Obviously giving up booze/drugs is the best thing any of us in treatment could do for our health, and in the beginning that is really enough. But as I aim to be star rehab pupil* I want to go further. For years, I have claimed to have a ~mature palette~ in that I didn't have much of a sweet tooth. Only recently I realised that I had been getting all my sugar and more from the Skrumpy Jack (etc etc) - and this is partly what the Coca Cola is replacing.

She told us about neurotransmitters: how they are out of whack in addicts; how the sugar stimulates serotonin, and caffeine and cigarettes temporarily boost dopamine (feelings of energy and concentration - hence me puffing while typing this); that there are other ways to feel ok that are healthier than booze and marly lights... Just basic life stuff I know.

Another reason I liked the workshop is that it seemed more like science than all the 12-step/AA/therapy stuff that often sits difficultly with me. My education and career placed huge importance on facts and critical thinking: the opposite of the trust and intellectual/ego submission the 'programme' seems to require. A bit in Infinite Jest called it 'checking your head in at the door' or something, which I find incredibly hard to do. I mean, the other weekend I went to a lecture about propaganda in the mainstream media, encouraging us to practice skeptism when reading the broadsheets, let alone when attending vaguely cult-like spiritual fellowships. But I am desperate, and there is evidence in the people that I meet that somehow it seems to work...

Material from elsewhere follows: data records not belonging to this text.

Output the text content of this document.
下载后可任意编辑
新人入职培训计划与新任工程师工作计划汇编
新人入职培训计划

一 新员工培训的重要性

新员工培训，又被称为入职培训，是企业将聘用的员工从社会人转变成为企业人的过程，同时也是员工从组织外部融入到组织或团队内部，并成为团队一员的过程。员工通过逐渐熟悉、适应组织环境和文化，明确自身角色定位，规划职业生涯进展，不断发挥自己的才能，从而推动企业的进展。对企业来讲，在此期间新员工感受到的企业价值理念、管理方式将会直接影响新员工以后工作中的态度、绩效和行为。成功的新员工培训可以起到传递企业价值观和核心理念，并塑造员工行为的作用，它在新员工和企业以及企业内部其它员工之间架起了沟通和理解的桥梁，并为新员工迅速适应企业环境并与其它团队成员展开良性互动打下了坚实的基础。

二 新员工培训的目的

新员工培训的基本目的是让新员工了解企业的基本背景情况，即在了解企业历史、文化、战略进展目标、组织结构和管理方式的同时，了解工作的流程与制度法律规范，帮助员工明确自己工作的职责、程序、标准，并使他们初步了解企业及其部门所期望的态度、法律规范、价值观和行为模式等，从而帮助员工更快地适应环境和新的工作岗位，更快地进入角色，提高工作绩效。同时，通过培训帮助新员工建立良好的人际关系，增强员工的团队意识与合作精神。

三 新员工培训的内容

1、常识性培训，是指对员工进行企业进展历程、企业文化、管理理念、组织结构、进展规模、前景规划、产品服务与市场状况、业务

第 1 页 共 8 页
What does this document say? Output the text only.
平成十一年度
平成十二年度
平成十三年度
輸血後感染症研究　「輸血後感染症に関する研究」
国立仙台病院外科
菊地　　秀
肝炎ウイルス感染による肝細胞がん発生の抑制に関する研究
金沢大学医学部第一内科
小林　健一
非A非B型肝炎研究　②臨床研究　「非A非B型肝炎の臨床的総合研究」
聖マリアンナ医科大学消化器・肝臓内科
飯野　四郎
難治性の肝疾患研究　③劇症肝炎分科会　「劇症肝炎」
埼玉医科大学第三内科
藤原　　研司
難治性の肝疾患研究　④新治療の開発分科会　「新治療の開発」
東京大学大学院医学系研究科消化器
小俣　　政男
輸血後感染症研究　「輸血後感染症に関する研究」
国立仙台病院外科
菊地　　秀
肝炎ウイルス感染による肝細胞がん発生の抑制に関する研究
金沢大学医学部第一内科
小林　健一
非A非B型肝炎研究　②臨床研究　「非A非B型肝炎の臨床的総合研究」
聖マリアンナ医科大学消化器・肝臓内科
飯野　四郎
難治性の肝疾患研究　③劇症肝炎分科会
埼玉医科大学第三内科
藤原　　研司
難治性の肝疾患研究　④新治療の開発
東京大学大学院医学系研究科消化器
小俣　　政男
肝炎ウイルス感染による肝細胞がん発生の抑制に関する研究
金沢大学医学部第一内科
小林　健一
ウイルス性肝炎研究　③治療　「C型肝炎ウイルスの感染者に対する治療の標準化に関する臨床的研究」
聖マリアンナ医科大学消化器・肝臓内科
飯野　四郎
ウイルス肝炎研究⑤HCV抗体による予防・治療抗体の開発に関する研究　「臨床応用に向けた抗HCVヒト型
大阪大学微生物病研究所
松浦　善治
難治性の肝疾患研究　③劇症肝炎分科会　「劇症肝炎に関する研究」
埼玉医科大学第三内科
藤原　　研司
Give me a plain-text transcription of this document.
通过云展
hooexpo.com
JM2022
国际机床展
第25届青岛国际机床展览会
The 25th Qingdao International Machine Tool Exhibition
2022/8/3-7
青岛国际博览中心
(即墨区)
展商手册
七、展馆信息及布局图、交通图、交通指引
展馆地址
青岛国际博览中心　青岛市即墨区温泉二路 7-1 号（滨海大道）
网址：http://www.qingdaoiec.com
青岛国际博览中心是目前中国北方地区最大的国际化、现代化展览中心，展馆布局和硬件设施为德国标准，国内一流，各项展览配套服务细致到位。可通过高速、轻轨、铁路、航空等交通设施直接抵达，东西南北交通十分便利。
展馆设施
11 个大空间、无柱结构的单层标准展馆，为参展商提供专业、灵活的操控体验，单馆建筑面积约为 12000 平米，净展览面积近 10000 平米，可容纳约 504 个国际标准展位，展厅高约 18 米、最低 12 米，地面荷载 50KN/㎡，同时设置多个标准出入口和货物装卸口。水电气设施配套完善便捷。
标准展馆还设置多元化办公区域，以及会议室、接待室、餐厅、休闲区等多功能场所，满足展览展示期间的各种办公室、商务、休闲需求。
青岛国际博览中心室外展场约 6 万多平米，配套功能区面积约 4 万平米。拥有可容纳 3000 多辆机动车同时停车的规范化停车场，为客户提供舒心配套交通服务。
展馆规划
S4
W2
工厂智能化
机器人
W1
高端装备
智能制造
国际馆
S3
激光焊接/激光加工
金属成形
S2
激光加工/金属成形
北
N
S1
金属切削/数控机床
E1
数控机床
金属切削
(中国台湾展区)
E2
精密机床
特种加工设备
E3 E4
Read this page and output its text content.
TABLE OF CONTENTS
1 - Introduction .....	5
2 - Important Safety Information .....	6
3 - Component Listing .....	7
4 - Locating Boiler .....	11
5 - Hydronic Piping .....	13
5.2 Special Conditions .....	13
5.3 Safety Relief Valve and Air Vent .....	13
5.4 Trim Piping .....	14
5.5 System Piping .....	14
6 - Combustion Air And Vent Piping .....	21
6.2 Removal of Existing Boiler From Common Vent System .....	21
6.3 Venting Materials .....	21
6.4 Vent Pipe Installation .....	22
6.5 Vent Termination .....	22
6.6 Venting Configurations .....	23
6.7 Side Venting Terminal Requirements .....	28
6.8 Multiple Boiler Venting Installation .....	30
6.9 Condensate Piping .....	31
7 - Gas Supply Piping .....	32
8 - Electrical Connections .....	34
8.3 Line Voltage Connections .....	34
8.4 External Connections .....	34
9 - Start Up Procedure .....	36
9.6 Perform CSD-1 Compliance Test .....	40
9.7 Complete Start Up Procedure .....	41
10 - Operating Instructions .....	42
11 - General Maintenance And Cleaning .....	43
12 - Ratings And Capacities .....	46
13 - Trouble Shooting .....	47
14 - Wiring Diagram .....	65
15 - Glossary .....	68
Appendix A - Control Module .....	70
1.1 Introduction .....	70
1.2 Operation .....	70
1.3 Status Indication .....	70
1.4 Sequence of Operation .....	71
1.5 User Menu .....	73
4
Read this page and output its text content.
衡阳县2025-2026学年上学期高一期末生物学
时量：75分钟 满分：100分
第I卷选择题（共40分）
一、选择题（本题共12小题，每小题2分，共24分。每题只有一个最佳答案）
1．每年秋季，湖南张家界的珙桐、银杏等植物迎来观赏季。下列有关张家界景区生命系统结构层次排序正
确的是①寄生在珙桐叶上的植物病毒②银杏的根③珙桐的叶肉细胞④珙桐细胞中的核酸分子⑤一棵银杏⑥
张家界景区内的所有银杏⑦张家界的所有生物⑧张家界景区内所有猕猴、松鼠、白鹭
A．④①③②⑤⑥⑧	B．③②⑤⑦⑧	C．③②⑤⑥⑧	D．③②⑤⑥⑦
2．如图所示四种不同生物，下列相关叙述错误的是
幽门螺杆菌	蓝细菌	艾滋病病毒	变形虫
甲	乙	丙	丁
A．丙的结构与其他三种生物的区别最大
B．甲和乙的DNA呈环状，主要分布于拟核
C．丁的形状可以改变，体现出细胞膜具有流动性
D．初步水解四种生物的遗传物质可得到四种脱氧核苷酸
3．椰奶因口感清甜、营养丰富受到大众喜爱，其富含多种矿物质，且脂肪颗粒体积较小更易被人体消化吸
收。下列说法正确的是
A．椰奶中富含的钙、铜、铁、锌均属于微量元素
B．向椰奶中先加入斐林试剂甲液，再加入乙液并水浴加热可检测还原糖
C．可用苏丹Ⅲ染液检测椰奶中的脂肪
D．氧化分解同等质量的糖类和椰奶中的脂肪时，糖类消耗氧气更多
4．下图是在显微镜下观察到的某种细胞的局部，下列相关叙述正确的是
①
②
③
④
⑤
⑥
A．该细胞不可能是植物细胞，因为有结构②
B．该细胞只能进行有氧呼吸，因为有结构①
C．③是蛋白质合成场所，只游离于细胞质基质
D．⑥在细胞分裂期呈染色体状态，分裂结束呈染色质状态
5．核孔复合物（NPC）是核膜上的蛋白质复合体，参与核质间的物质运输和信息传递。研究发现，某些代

* I am amused by the oxymoron of being a well-behaved, swotty addict/criminal - handing my written work in on time with no corrections needed. Like when I went to a three-day course for convicted drink drivers and was proud to finish, in half the time of the others, the exercise calculating how long it would take for xx units of alcohol to be metabolised by the body. Smoking on my bike, reading the Guardian in MacDonalds - I enjoy such contrasts.



INFINITE JEST: Pages 504-520. I keep underlining surprising, effective pairs of words: "whistly fricatives", "sexually credible", "godawful lurch", "fussy ennui", "howling fantods".